Monday, February 20, 2006

The Bush administration does not want sectarianism in Iraq.

The American ambassador to Iraq issued an unusually strong warning today about the need for Iraq's political factions to come together, hinting for the first time that the United States would not be willing to support institutions plagued by sectarian agendas.
[...]
Mr. Khalilzad, speaking at a news conference in Baghdad, underscored the hope of American officials that Iraqi political leaders, who are deep in negotiations over the formation of a new government, would choose new cabinet ministers who would place the interests of their country over those of their political party and sect.

More than two months have passed since Iraqis voted in parliamentary elections, but signs of serious disagreement over the shape of the government persist. The new parliament is required by law to meet for the first time on Saturday.

"The United States is investing billions of dollars" into Iraq's new police and army forces, Mr. Khalilzad said. "We are not going to invest the resources of the American people to build forces run by people who are sectarian."

And then this bit of chutzpah:

If Iraq cannot control the sectarian agendas within its government, Mr. Khalilzad said, it "faces the risk of warlordism that Afghanistan went through for a period."

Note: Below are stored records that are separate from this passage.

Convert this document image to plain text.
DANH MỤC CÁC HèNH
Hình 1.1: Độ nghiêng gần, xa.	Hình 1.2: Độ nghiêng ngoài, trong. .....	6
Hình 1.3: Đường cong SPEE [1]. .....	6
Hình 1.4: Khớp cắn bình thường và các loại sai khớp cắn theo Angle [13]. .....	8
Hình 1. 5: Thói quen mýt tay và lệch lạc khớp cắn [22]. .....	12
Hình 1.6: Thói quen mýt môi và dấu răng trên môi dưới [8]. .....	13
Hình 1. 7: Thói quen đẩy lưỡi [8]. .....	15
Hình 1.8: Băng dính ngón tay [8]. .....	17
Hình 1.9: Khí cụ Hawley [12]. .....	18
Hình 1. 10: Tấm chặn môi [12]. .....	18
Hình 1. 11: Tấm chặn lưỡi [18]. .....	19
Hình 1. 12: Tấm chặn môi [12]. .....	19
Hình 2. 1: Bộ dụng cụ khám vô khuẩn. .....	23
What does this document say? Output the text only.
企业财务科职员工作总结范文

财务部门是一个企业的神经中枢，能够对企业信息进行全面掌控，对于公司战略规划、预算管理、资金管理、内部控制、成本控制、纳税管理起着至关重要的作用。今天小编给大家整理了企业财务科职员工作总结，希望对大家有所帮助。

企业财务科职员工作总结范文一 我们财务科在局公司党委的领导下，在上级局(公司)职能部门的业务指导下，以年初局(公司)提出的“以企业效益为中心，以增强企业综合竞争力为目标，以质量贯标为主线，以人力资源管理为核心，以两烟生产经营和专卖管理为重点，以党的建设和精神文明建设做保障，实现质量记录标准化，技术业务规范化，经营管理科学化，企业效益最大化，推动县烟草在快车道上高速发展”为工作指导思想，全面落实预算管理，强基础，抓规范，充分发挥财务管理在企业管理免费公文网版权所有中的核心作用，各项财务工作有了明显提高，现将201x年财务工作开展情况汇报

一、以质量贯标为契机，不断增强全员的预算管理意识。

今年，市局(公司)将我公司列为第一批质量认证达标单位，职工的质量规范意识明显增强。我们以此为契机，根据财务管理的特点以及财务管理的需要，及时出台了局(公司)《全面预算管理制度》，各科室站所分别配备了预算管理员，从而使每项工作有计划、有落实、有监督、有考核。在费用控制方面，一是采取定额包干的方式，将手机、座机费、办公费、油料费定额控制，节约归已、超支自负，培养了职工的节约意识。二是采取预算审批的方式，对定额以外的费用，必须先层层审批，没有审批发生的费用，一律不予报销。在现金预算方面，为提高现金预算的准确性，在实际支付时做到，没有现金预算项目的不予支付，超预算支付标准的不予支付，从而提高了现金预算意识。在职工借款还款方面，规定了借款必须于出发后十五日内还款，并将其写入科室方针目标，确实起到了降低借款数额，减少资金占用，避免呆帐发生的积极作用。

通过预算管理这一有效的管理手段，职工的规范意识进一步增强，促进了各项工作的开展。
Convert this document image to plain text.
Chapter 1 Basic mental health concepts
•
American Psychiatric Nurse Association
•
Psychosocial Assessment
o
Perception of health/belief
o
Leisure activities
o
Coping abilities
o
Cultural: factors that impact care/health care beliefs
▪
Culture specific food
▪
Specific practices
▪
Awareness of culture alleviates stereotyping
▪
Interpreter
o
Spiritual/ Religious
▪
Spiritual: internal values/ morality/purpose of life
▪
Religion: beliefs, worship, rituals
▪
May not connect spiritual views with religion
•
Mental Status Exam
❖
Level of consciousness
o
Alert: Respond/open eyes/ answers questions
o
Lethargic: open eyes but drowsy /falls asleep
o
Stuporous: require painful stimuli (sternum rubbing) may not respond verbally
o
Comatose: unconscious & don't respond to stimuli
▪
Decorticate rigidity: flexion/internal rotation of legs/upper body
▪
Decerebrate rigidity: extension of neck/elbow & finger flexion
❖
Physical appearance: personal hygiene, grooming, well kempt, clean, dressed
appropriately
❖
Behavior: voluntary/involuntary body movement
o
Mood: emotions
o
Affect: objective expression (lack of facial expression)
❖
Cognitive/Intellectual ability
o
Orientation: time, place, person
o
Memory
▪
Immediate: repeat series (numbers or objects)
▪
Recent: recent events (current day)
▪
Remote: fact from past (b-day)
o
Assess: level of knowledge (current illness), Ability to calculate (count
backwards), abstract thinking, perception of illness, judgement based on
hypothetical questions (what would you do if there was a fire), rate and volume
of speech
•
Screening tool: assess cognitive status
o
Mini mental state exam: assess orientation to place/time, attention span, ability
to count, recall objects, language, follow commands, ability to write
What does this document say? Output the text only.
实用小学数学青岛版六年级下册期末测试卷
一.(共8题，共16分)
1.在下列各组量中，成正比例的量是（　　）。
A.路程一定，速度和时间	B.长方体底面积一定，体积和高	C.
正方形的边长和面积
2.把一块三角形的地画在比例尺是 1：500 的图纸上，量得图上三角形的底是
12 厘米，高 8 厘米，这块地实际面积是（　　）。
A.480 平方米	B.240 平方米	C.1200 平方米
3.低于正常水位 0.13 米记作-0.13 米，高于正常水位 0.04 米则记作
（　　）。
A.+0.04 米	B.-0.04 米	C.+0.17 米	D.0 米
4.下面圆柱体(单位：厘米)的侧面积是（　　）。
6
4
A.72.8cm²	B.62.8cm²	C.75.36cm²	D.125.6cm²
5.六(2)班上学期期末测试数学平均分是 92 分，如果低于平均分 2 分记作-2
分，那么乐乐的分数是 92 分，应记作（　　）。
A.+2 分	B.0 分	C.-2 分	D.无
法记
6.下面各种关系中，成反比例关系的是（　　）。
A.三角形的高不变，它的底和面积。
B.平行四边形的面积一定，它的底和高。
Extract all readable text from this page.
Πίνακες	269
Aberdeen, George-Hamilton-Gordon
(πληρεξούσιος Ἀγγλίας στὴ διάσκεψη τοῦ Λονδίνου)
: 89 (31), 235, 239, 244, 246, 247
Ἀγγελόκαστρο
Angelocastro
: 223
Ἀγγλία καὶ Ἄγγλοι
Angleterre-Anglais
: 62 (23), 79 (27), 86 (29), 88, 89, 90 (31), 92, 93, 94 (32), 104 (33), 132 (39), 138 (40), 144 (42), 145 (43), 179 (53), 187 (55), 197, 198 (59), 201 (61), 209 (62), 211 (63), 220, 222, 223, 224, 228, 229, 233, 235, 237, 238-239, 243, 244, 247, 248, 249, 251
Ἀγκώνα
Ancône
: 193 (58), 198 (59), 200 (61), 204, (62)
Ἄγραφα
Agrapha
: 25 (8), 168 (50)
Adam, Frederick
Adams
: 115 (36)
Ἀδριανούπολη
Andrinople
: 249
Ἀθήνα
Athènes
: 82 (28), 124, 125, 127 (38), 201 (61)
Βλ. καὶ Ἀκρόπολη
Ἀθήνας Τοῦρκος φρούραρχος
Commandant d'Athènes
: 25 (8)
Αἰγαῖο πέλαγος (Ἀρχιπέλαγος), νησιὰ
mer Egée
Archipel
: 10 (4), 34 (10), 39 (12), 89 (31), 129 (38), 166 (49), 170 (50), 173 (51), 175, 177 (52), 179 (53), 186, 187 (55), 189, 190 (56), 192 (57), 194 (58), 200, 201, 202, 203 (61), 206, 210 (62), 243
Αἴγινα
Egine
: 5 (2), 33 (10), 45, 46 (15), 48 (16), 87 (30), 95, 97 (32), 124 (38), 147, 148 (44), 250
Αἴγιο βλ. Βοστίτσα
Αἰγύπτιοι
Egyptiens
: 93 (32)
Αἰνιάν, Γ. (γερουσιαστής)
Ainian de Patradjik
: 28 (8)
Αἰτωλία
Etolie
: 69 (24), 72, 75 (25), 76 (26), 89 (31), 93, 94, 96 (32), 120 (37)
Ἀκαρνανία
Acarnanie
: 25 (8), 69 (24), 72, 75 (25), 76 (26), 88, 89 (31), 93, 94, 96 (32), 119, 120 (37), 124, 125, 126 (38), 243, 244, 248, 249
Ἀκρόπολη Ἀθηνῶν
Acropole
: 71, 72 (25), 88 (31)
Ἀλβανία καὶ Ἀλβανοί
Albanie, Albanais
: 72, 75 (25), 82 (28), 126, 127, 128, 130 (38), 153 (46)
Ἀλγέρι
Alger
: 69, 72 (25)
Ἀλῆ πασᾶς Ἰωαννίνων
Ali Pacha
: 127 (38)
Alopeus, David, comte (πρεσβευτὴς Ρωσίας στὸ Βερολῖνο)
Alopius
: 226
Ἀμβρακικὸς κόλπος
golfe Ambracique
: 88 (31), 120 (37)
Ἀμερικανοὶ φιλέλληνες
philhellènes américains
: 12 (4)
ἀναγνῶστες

Uh, excuse me? Which country was it that wanted regime change in Iraq badly enough to invade without knowing or understanding the first thing about the Iraqi people or Iraqi history? It's pretty cheeky for the country that unleashed the sectarian violence to be conducting the lecture against it.

That said, I actually think the Afghanistan model is precisely what the U.S. government wants. A unified, nationalistic state under a single strong leader is much more of a threat to Bush and Cheney's plans for hegemony in that part of the world than what they've got now. If they can't have Jeffersonian democracy, a decentralized state run by feuding warlords is the next best thing. Of course, it will blow up in everyone's faces eventually (look what came out of Afghanistan); but American foreign policy is run on a short-term philosophy; always has been. Stick your finger in this hole in the dike; when another one pops up somewhere else, we'll deal with it then.